Let me try and get this in the right spot. There we go. It's the orange clam, the sea horse, and the yellow fish. Now the yellow fish is going to be the first image, so I'll just change this to yellow fish. The next image is going to be orange clam, and I can always change this if I need to in terms of the sequence. So I'll put these in and if they're not quite right, I can just swap them around. And the seahorse.
So I'll put in my seahorse, and there will be some text underneath these images that I'll be placing in here, as well. But let me take a look at my images first. Now I do need to change the Alt text for these images, as well. But let me take a look at this page at this point, before I change anything else. Let's see how our page is doing. Oh my goodness, that looks very interesting, don't you think? (LAUGH) My images are all being stretched.
The reason they're being stretched, is because I used this particular dimension for those images. I need to correct the width and height for these specific images. And if I just remove this, the browser will figure out the width and height automatically. This isn't exactly the way I want to go about doing things. So how else can I do it, so I don't have to figure out the width and height? Well, I can also just drag them out from here.

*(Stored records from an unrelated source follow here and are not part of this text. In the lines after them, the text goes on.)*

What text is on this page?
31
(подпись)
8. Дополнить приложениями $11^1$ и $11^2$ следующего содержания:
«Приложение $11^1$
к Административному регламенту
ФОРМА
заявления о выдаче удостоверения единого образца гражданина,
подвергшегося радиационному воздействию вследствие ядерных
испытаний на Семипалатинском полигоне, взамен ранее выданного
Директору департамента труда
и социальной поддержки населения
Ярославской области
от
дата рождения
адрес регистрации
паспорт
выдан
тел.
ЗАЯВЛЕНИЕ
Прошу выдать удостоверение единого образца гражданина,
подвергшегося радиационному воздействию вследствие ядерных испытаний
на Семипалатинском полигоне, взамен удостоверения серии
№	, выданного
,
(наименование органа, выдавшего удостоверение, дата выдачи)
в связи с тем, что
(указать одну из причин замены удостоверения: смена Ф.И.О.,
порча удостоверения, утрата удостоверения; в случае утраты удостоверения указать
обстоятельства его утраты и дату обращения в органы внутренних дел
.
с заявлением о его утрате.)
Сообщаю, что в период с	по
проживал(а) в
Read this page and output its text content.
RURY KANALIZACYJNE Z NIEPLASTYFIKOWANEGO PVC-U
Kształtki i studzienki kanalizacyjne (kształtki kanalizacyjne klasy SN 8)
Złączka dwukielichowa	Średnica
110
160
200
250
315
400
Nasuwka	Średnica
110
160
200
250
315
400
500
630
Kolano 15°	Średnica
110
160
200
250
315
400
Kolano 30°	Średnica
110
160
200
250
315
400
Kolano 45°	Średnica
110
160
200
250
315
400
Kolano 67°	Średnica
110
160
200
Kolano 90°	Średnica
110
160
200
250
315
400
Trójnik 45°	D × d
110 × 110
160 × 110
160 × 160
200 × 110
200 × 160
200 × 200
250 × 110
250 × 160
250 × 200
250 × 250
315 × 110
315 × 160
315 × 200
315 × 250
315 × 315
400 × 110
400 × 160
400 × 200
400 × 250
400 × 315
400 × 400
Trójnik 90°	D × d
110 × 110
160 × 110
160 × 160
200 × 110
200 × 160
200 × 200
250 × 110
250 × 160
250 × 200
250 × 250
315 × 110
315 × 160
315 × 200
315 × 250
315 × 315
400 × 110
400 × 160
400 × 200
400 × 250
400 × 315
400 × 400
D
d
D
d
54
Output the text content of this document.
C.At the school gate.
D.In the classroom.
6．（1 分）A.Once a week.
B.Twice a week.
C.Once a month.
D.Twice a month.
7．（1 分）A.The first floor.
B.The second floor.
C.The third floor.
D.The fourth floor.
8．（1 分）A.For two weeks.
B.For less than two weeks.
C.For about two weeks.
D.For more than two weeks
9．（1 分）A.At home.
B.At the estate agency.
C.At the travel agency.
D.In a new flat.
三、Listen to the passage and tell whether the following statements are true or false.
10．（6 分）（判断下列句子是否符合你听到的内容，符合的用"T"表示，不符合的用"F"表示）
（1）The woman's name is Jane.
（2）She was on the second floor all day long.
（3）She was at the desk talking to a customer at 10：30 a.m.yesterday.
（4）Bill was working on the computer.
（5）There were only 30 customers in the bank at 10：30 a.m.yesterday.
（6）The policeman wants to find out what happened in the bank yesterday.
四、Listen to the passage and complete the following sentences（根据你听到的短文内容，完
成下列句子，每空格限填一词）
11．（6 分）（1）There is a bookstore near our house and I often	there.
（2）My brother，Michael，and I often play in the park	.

So if I drag out yellow fish, you can see how it automatically gives me the correct width and height. So what I'm going to do, is put these in the same order, but just drag them out from here. So if you're going to use a previously displayed image, you do have to watch that the width and height are correct for your specific images. I can now delete these three that have the wrong width and height, and I don't have to go back and try to figure out what these correct widths and heights are.
And in this Alt Text, let me see, the yellow fish. It's just a matter of describing it. So for now, I'll just say, fish swimming within coral. And the next one, will be orange clam. And the last one, I'll just say, seahorse. Now normally, I would expand upon these a little bit further, but for the sake of time, I'll just drop that in for now. Now it's a matter of putting my content below this, so let's take a look at the page.
I'll go out to Firefox, once again. Scroll down, and that looks much better. So what I've done, is added the images inside of the div for the right column. It doesn't look at all like it's going to become a right column, but I have the images on the page in the box that I need, and that's what I was trying to do. Get the content into the box, and get the HTML added. Now it's a matter of dropping in whatever else I want within that right column, and we can take it from there. I like to get all of the HTML onto the page prior to adding the CSS piece, just like I've done with all of the other divs on the page. This is the same process I do for every div, no matter where it's located. So that is the right div that will become the right column, with three images located inside of it.